说一千道一万,她还是想保得流沙不被牵扯出来。
但是现在看来,刘太医是知道了什么。
于是只能侧面的点醒刘太医道:“既然,玉祥的病没什么大碍了,这总是件好事,你还非要在那药渣里面纠结个什么劲儿呢?”
孟祯在一边听得甚为惊讶。
他印象中的羲谣,是不会在大是大非的事上徇私情,照顾自己人的。
流沙事先将事情的真相告诉了她,怎么她也会将慧生查出来,挡住芸芸众口,停止众人的猜忌。哪怕是治罪的时候稍稍看在他的情面上有所保留,但也不会像是今天这样,打算全数遮盖不提。
这件事现在已经十分明晰。
要是她顺着刘太医的话题顺下去,将流沙私自换药的实情“问“出来,再从她这么做得动机上牵扯出与之相联系的人,就不难将主凶田慧生查问出来。
但是她似乎是不愿意这么做。
也就是她有心袒护流沙还有田慧生。
这真的是孟祯没有想到的。
“刘太医是还没听明白么?如今大皇子已经痊愈,那药里面有什么,你们太医院的人还能不知道?若真如此,你让我大虞的太医院还有什么颜面存留在皇宫中?还有什么脸面被尊为医术首善的太医?这件事你倒是实诚,不过我可是明白的告诉你,那两味药,你们就是查也得查出来,不查,也得查出来。”孟祯轻咳一声道:“这件事也由不得谁帮你,只准全凭你们太医院的医术来鉴定。”

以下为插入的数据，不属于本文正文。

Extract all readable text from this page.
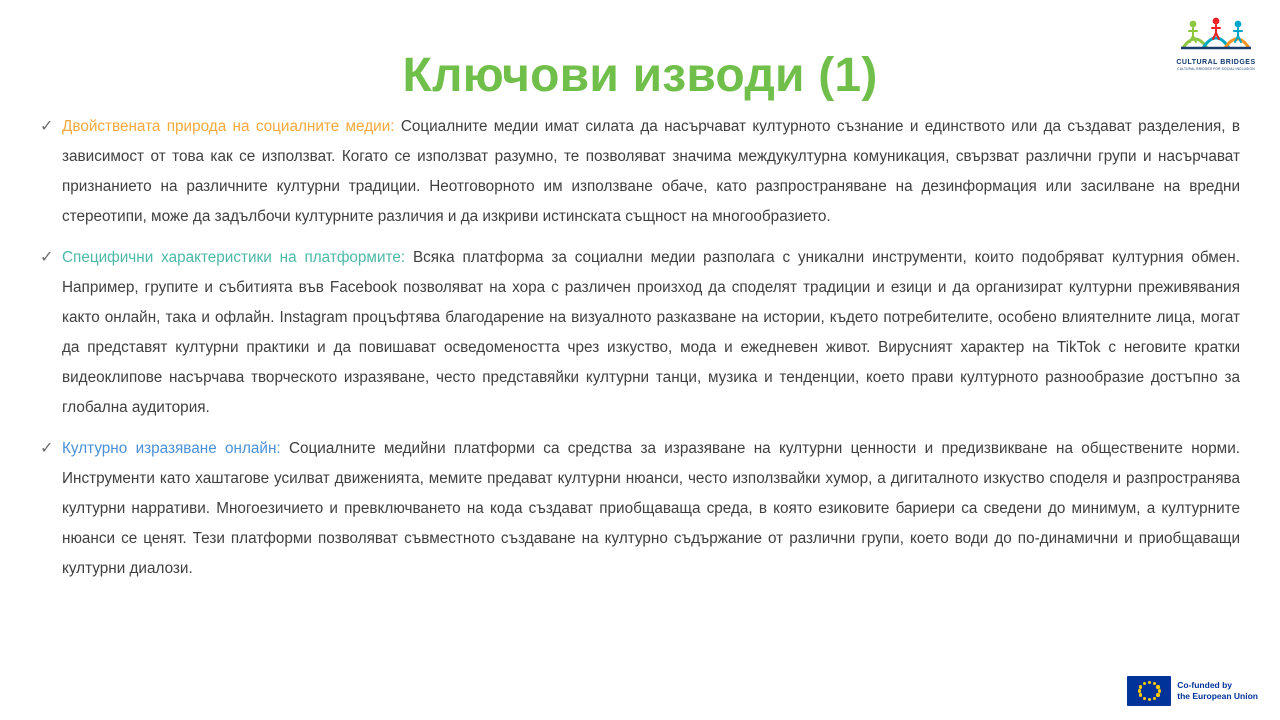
Ключови изводи (1)	CULTURAL BRIDGES
CULTURAL BRIDGES FOR SOCIAL INCLUSION
✓ Двойствената природа на социалните медии: Социалните медии имат силата да насърчават културното съзнание и единството или да създават разделения, в зависимост от това как се използват. Когато се използват разумно, те позволяват значима междукултурна комуникация, свързват различни групи и насърчават признанието на различните културни традиции. Неотговорното им използване обаче, като разпространяване на дезинформация или засилване на вредни стереотипи, може да задълбочи културните различия и да изкриви истинската същност на многообразието.
✓ Специфични характеристики на платформите: Всяка платформа за социални медии разполага с уникални инструменти, които подобряват културния обмен. Например, групите и събитията във Facebook позволяват на хора с различен произход да споделят традиции и езици и да организират културни преживявания както онлайн, така и офлайн. Instagram процъфтява благодарение на визуалното разказване на истории, където потребителите, особено влиятелните лица, могат да представят културни практики и да повишават осведомеността чрез изкуство, мода и ежедневен живот. Вирусният характер на TikTok с неговите кратки видеоклипове насърчава творческото изразяване, често представяйки културни танци, музика и тенденции, което прави културното разнообразие достъпно за глобална аудитория.
✓ Културно изразяване онлайн: Социалните медийни платформи са средства за изразяване на културни ценности и предизвикване на обществените норми. Инструменти като хаштагове усилват движенията, мемите предават културни нюанси, често използвайки хумор, а дигиталното изкуство споделя и разпространява културни нарративи. Многоезичието и превключването на кода създават приобщаваща среда, в която езиковите бариери са сведени до минимум, а културните нюанси се ценят. Тези платформи позволяват съвместното създаване на културно съдържание от различни групи, което води до по-динамични и приобщаващи културни диалози.
Co-funded by
the European Union
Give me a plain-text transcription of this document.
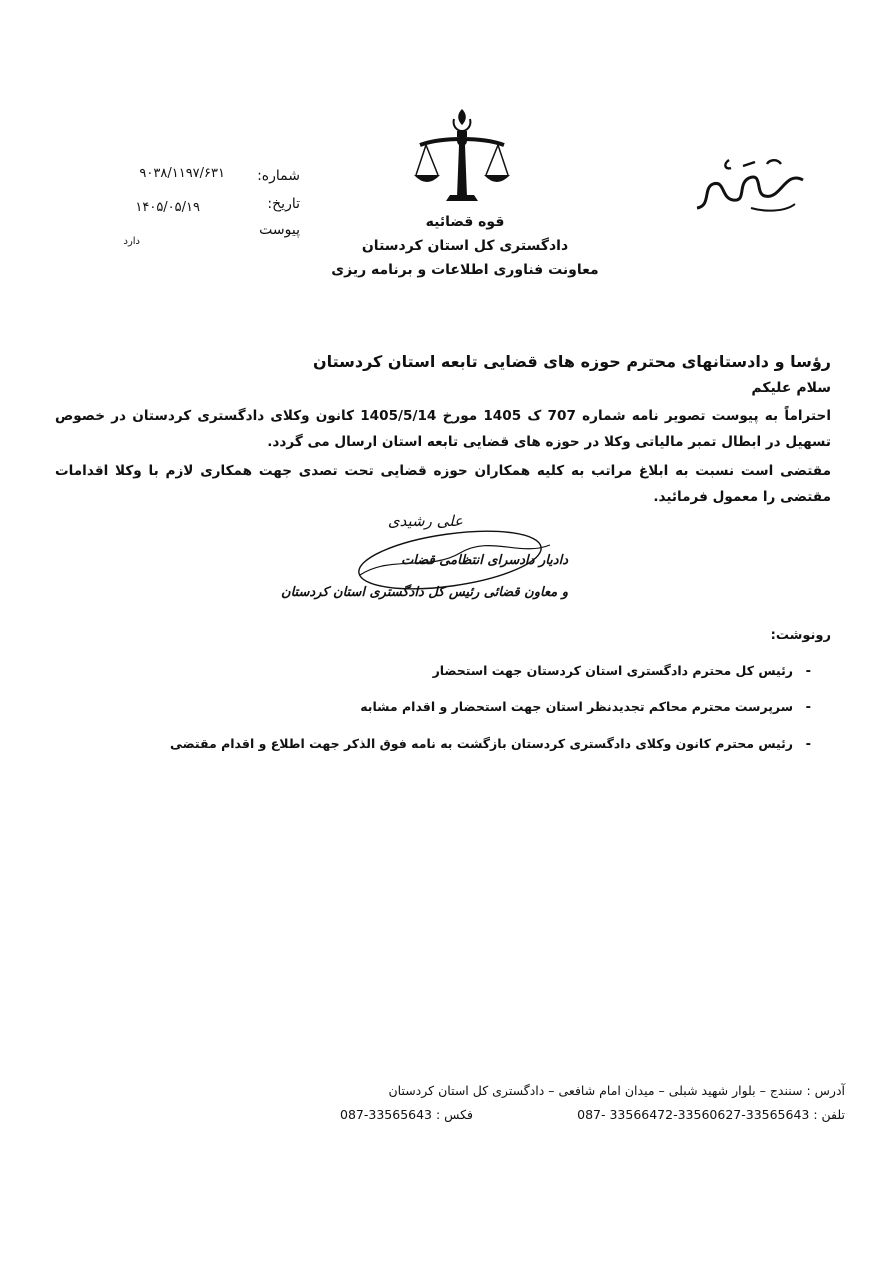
باسمه تعالی
قوه قضائیه
دادگستری کل استان کردستان
معاونت فناوری اطلاعات و برنامه ریزی
شماره:
۹۰۳۸/۱۱۹۷/۶۳۱
تاریخ:
۱۴۰۵/۰۵/۱۹
پیوست
دارد
رؤسا و دادستانهای محترم حوزه های قضایی تابعه استان کردستان
سلام علیکم
احتراماً به پیوست تصویر نامه شماره 707 ک 1405 مورخ 1405/5/14 کانون وکلای دادگستری کردستان در خصوص تسهیل در ابطال تمبر مالیاتی وکلا در حوزه های قضایی تابعه استان ارسال می گردد.
مقتضی است نسبت به ابلاغ مراتب به کلیه همکاران حوزه قضایی تحت تصدی جهت همکاری لازم با وکلا اقدامات مقتضی را معمول فرمائید.
علی رشیدی
دادیار دادسرای انتظامی قضات
و معاون قضائی رئیس کل دادگستری استان کردستان
رونوشت:
-
رئیس کل محترم دادگستری استان کردستان جهت استحضار
-
سرپرست محترم محاکم تجدیدنظر استان جهت استحضار و اقدام مشابه
-
رئیس محترم کانون وکلای دادگستری کردستان بازگشت به نامه فوق الذکر جهت اطلاع و اقدام مقتضی
آدرس : سنندج – بلوار شهید شبلی – میدان امام شافعی – دادگستری کل استان کردستان
تلفن : 33565643-33560627-33566472 -087
فکس : 33565643-087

羲谣补上一句,道:“刘太医不必有什么压力,我知道你们向来是行医严谨,医法纯熟,但是这件事上,就请你好好想一想,该如何为之吧。”说着,羲谣起身,居然像刘太医鞠身行了个礼,这就把刘太医吓得不轻。
她这么做,无言胜似千言,意思已经表明的不能再清楚,流沙这个人,我是护定了,接下来就看你们太医院的人怎么做了。
孟祯为她捏着汗,因为他何尝不知道,若要人不知,除非己莫为,这件事就连刘医生都知道了,难免也已经被许多人知道了内情,不管是不是流沙不小心漏了风声,还是田慧生那边不慎被他人所知,现在这些都已经不重要了,重要的是既然已经传了出去,那么现在羲谣替他们两个隐瞒,久而久之难免会被人背后议论说辞。
从前的她,是万不会让这种事发生的。
他很想问今日是为么,她会如此确定要保住两人。
但是直到刘太医退下去了,他也没有问出口。
没有别的事,孟祯也不便久待,日日都是如此的,但是日日也都没少了一次要来的。
他仿佛觉得越来越看不透羲谣,她仿佛是变了,变得不再同往常一样刚毅,多了几分柔善,而这种柔善,却是最早的时候,他所认识的她。
“将这封信递去给田慧生。”孟祯回去之后便写了封信,命安排了些人去把他接回来。
既然太后要保他,他也就没有必要东躲西藏的了。
看看找时间,赶紧让他回来,这件事到此为止了,起先就一直耿耿于怀的他们两人的亲事,也该着手速速给她们办了,省得再如从前一般,一日空着,就多一日的夜长梦多。